The government believes that once a Chinese always a Chinese. You may carry some other passport, but it doesn't matter. I heard from friends in the Public Security Bureau that you were to be arrested. Perhaps it was only their way of getting at me. But when I heard about it, I became desperate. I could not tell you. Since you have not lived in China, you cannot understand how things are. In desperation, the only thing I could think to do quickly was to hide you; to keep you safe until I could find a way to help you leave the country."
"And that is where we are going now? On an empty road to nowhere in the middle of the night? To keep me safe? To get me out of the country?"
"Yes."
"My brother, we are both old men, but neither of us is stupid. If you tell me the truth, I will try to help you. We can go to the embassy. I have important friends at home. It is not too late. Look, it is nearly dawn. Let it be the first dawn of a new life for you, my brother. I implore you. I will help."

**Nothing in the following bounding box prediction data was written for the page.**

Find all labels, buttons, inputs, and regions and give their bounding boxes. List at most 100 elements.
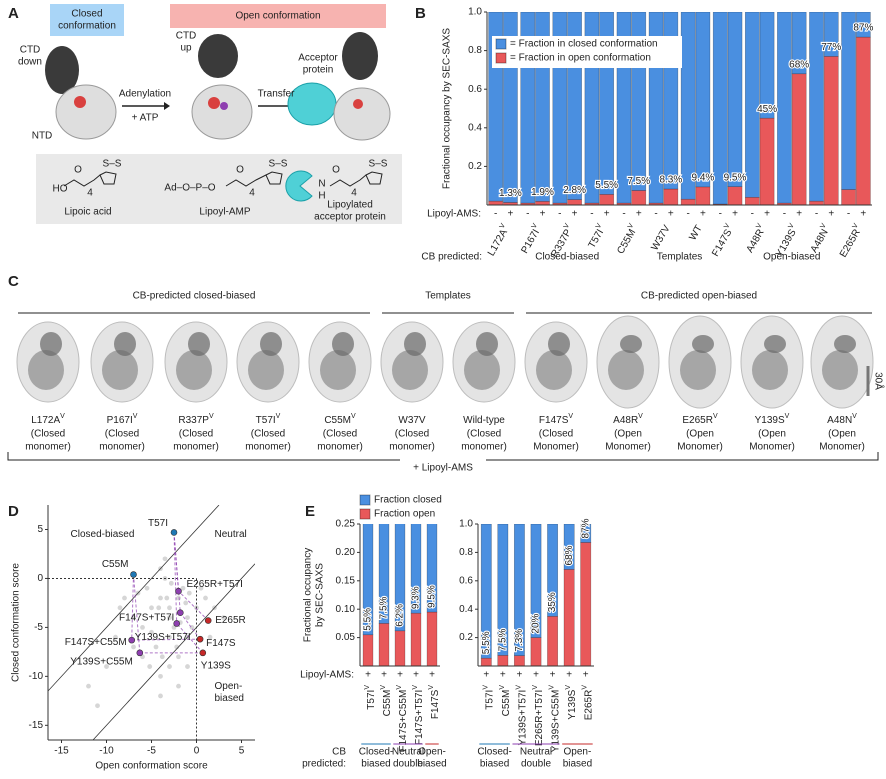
model-name-name: Y139S [755, 415, 785, 426]
group-label-sup: V [627, 222, 636, 230]
model-name: W37V [398, 415, 426, 426]
labeled-point [128, 636, 135, 644]
background-point [158, 595, 163, 601]
model-state: (Open [758, 429, 786, 440]
domain-label: CTD [176, 31, 197, 42]
region-boundary [92, 563, 255, 740]
treatment-sign: + [381, 670, 387, 681]
bar-segment [695, 186, 711, 205]
model-state: (Closed [179, 429, 213, 440]
bar-segment [759, 12, 775, 119]
bar-segment [378, 623, 390, 666]
mutation-link [131, 574, 134, 641]
model-state: (Closed [31, 429, 65, 440]
background-point [167, 664, 172, 669]
model-name: A48NV [827, 413, 857, 426]
value-label: 7.5% [627, 176, 650, 187]
labeled-point [173, 620, 180, 627]
legend-swatch [495, 52, 507, 64]
background-point [176, 654, 181, 660]
background-point [176, 595, 181, 601]
background-point [162, 556, 168, 562]
molecule-name: acceptor protein [314, 212, 386, 223]
model-name-name: E265R [682, 415, 713, 426]
category-label-name: T57I [366, 690, 377, 710]
bar-segment [855, 12, 871, 38]
y-tick-label: 0.2 [459, 632, 473, 643]
value-label: 20% [531, 613, 542, 633]
structure [188, 332, 210, 356]
category-label-name: E265R+T57I [534, 690, 545, 746]
value-label: 35% [547, 592, 558, 612]
structure [248, 350, 284, 390]
structure [260, 332, 282, 356]
x-tick-label: -15 [54, 746, 69, 757]
model-name-sup: V [351, 413, 356, 420]
model-name-name: F147S [539, 415, 569, 426]
region-boundary [48, 505, 220, 692]
model-name-sup: V [638, 413, 643, 420]
span-label: Closed- [477, 747, 511, 758]
structure [822, 350, 858, 390]
span-label: biased [563, 759, 592, 770]
bar-segment [791, 12, 807, 75]
structure [102, 350, 138, 390]
point-label: Y139S+C55M [70, 656, 133, 667]
ntd [55, 84, 117, 140]
structure [40, 332, 62, 356]
category-label: Y139S+C55MV [548, 685, 561, 753]
domain-label: NTD [32, 131, 53, 142]
value-label: 9.4% [692, 172, 715, 183]
bracket-gap [400, 455, 486, 467]
bar-segment [394, 524, 406, 632]
model-name-sup: V [133, 413, 138, 420]
bar-segment [695, 12, 711, 188]
category-label: F147S+T57IV [412, 685, 425, 745]
panel-letter: C [8, 273, 19, 290]
y-tick-label: -15 [29, 720, 44, 731]
bar-segment [823, 12, 839, 57]
y-tick-label: 0.20 [336, 547, 356, 558]
background-point [198, 585, 204, 591]
bar-segment [530, 637, 542, 666]
chem-label: 4 [87, 188, 93, 199]
bond [225, 174, 267, 187]
mutation-link [179, 612, 201, 640]
point-label: Y139S+T57I [135, 632, 191, 643]
model-state: Monomer) [533, 442, 579, 453]
value-label: 87% [853, 23, 873, 34]
category-label-name: Y139S+T57I [517, 690, 528, 746]
mutation-link [176, 623, 204, 654]
model-state: Monomer) [749, 442, 795, 453]
structure [536, 350, 572, 390]
ligand-label: + Lipoyl-AMS [413, 463, 473, 474]
treatment-sign: + [700, 209, 706, 220]
bar-segment [426, 524, 438, 613]
category-label-sup: V [412, 685, 419, 690]
y-tick-label: 0.8 [459, 547, 473, 558]
treatment-sign: + [413, 670, 419, 681]
bar-segment [394, 630, 406, 666]
step-label: Adenylation [119, 89, 171, 100]
structure [834, 335, 856, 353]
treatment-sign: + [533, 670, 539, 681]
category-label-sup: V [515, 685, 522, 690]
background-point [167, 615, 172, 621]
model-name-name: L172A [31, 415, 60, 426]
y-axis-label: Fractional occupancy by SEC-SAXS [442, 28, 453, 190]
legend-label: Fraction open [374, 509, 435, 520]
background-point [185, 664, 190, 669]
category-label: T57IV [364, 685, 377, 710]
acceptor-label: Acceptor [298, 53, 338, 64]
category-label: C55MV [499, 685, 512, 717]
group-label: T57IV [585, 222, 609, 250]
molecule-name: Lipoyl-AMP [199, 207, 250, 218]
bar-segment [513, 524, 525, 656]
chem-label: H [318, 191, 325, 202]
panel-letter: A [8, 5, 19, 22]
open-box [170, 4, 386, 28]
category-label: F147S+C55MV [396, 685, 409, 752]
group-label-name: C55M [615, 227, 638, 256]
treatment-sign: - [622, 209, 625, 220]
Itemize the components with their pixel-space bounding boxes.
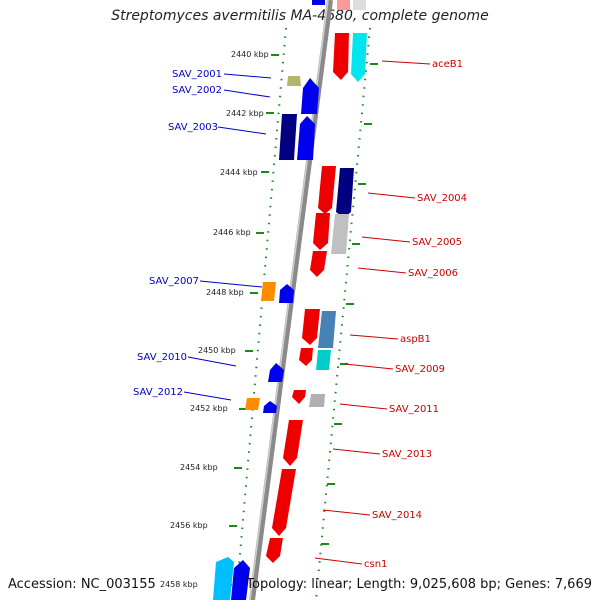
gene-SAV_2009-b[interactable] [316, 350, 331, 370]
gene-SAV_2012-b[interactable] [263, 401, 277, 413]
gene-SAV_2004-b[interactable] [336, 168, 354, 218]
gene-SAV_2007-b[interactable] [279, 284, 294, 303]
label-connector [332, 448, 381, 455]
accession-text: Accession: NC_003155 [8, 577, 156, 592]
gene-SAV_2003-b[interactable] [297, 116, 315, 160]
gene-label-SAV_2007[interactable]: SAV_2007 [149, 276, 199, 287]
label-connector [187, 356, 237, 367]
label-connector [223, 73, 272, 79]
label-connector [322, 509, 371, 516]
gene-aspB1-a[interactable] [302, 309, 320, 345]
tick-label-2454: 2454 kbp [180, 463, 218, 472]
gene-SAV_2004-a[interactable] [318, 166, 336, 214]
gene-SAV_2006[interactable] [310, 251, 327, 277]
gene-SAV_2013[interactable] [283, 420, 303, 466]
label-connector [349, 334, 399, 340]
gene-SAV_2005-b[interactable] [331, 214, 349, 254]
genome-summary-text: Topology: linear; Length: 9,025,608 bp; … [246, 577, 592, 592]
gene-label-SAV_2011[interactable]: SAV_2011 [389, 404, 439, 415]
gene-SAV_2011-a[interactable] [292, 390, 306, 404]
gene-SAV_2007-a[interactable] [261, 282, 276, 301]
gene-label-SAV_2013[interactable]: SAV_2013 [382, 449, 432, 460]
gene-SAV_2001[interactable] [287, 76, 301, 86]
gene-SAV_2011-b[interactable] [309, 394, 325, 407]
tick-label-2448: 2448 kbp [206, 288, 244, 297]
label-connector [314, 557, 363, 565]
gene-csn1[interactable] [266, 538, 283, 563]
tick-label-2450: 2450 kbp [198, 346, 236, 355]
tick-label-2442: 2442 kbp [226, 109, 264, 118]
gene-SAV_2009-a[interactable] [299, 348, 313, 366]
gene-bottom-blue[interactable] [231, 560, 250, 600]
gene-SAV_2010[interactable] [268, 363, 284, 382]
gene-label-SAV_2009[interactable]: SAV_2009 [395, 364, 445, 375]
gene-aceB1-a[interactable] [333, 33, 349, 80]
gene-aceB1-b[interactable] [351, 33, 367, 82]
gene-aspB1-b[interactable] [318, 311, 336, 348]
gene-bottom-cyan[interactable] [213, 557, 234, 600]
tick-label-2458: 2458 kbp [160, 580, 198, 589]
gene-top-blue[interactable] [312, 0, 325, 5]
label-connector [183, 391, 232, 401]
gene-label-SAV_2006[interactable]: SAV_2006 [408, 268, 458, 279]
gene-SAV_2014[interactable] [272, 469, 296, 536]
label-connector [367, 192, 416, 199]
gene-label-SAV_2004[interactable]: SAV_2004 [417, 193, 467, 204]
gene-label-csn1[interactable]: csn1 [364, 559, 387, 570]
label-connector [357, 267, 407, 274]
tick-label-2440: 2440 kbp [231, 50, 269, 59]
label-connector [223, 89, 271, 98]
label-connector [217, 126, 267, 135]
gene-top-grey[interactable] [353, 0, 366, 10]
gene-label-aceB1[interactable]: aceB1 [432, 59, 463, 70]
gene-top-pink[interactable] [337, 0, 350, 10]
tick-label-2456: 2456 kbp [170, 521, 208, 530]
tick-label-2452: 2452 kbp [190, 404, 228, 413]
tick-label-2444: 2444 kbp [220, 168, 258, 177]
label-connector [344, 363, 394, 370]
gene-SAV_2012-a[interactable] [245, 398, 260, 410]
gene-label-aspB1[interactable]: aspB1 [400, 334, 431, 345]
tick-label-2446: 2446 kbp [213, 228, 251, 237]
gene-SAV_2003-a[interactable] [279, 114, 297, 160]
gene-label-SAV_2003[interactable]: SAV_2003 [168, 122, 218, 133]
gene-SAV_2002[interactable] [301, 78, 319, 114]
genome-title: Streptomyces avermitilis MA-4680, comple… [111, 8, 489, 24]
gene-label-SAV_2010[interactable]: SAV_2010 [137, 352, 187, 363]
label-connector [381, 60, 431, 65]
gene-label-SAV_2005[interactable]: SAV_2005 [412, 237, 462, 248]
gene-label-SAV_2002[interactable]: SAV_2002 [172, 85, 222, 96]
label-connector [339, 403, 388, 410]
gene-label-SAV_2001[interactable]: SAV_2001 [172, 69, 222, 80]
gene-label-SAV_2014[interactable]: SAV_2014 [372, 510, 422, 521]
gene-label-SAV_2012[interactable]: SAV_2012 [133, 387, 183, 398]
label-connector [361, 236, 411, 243]
label-connector [199, 280, 263, 288]
gene-SAV_2005-a[interactable] [313, 213, 330, 250]
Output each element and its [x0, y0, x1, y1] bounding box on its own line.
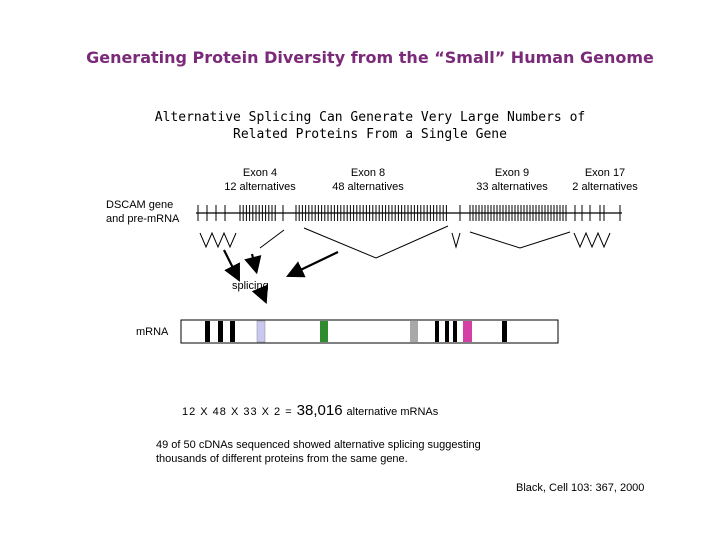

Wang Bin never faltered. Cautiously, he directed the car across a long causeway that breasted a dry river. They entered an avenue lined with giant stone animals in pairs: camels, lions, elephants.
"This is the entrance to the Ming Tombs," Wang Bin said.
"I have seen the pictures."
"Very well, we will talk as brothers. Tell me what you think. Perhaps you are right. Perhaps it is not too late."
They were near now. Wang Bin needed only another few minutes. Of the thirteen tombs, one had been excavated and was open to tourists. The other twelve were in disrepair, their dusty grounds impromptu picnic sites for bored foreign residents of the capital. Wang Bin turned onto a narrow strip of asphalt running to a modern reservoir built in a gentle valley beneath the hillside tombs.
David Wang rambled on, but the words had become irrelevant now, like the memorial chants in the aftermath of battle. Wang Bin stopped the car on a rocky beach at the shore of the reservoir. The half light of false dawn shadowed a half-dozen wooden rowboats lying face down above the high-water mark. There was no sign of life.
Wang Bin shut off the engine. Carefully, he set the hand brake.
"Your words have great impact on me, brother," he said. "I am beginning to see my mistake, an excess of pride. Let us talk further in the fresh air. It is quite beautiful here. It is not often in China that a man can be alone like this."
Wang Bin stood with his back to the car, facing the dark, still water. He fished among the larger rocks for a flat stone and sent it skimming.
"Only two jumps. Do you remember how as boys we would skim stones in the river?
Five jumps, six jumps. Anything seemed possible then."
"I remember," David's voice came from behind.
"Things are more complicated now."
"Yes, they are. Neither of us is as strong as we were once in Shanghai."
"It is true."
They fell silent, watching tiny wavelets lapping at the beach stones.
It was David who spoke at last. A voice of infinite sadness.
"I have thought it through. I understand why you invited me to China, why you held me captive. And why you have brought me here. I know now what it is that only a brother can do for you, no one else. I understand your plan for him."
"Tell me."
"He is to be your essential victim. You must murder him."
Wang Bin never turned. Unseeing, he spoke to the waters.
"Yes. I must murder him."
With a tremendous shove, David Wang pushed his brother into the shallow water.
Then, clumsily, he began running along the beach toward a workman's shack that beckoned from the distance. David had not run far when he lost his footing on the loose stones and pitched forward with a groan.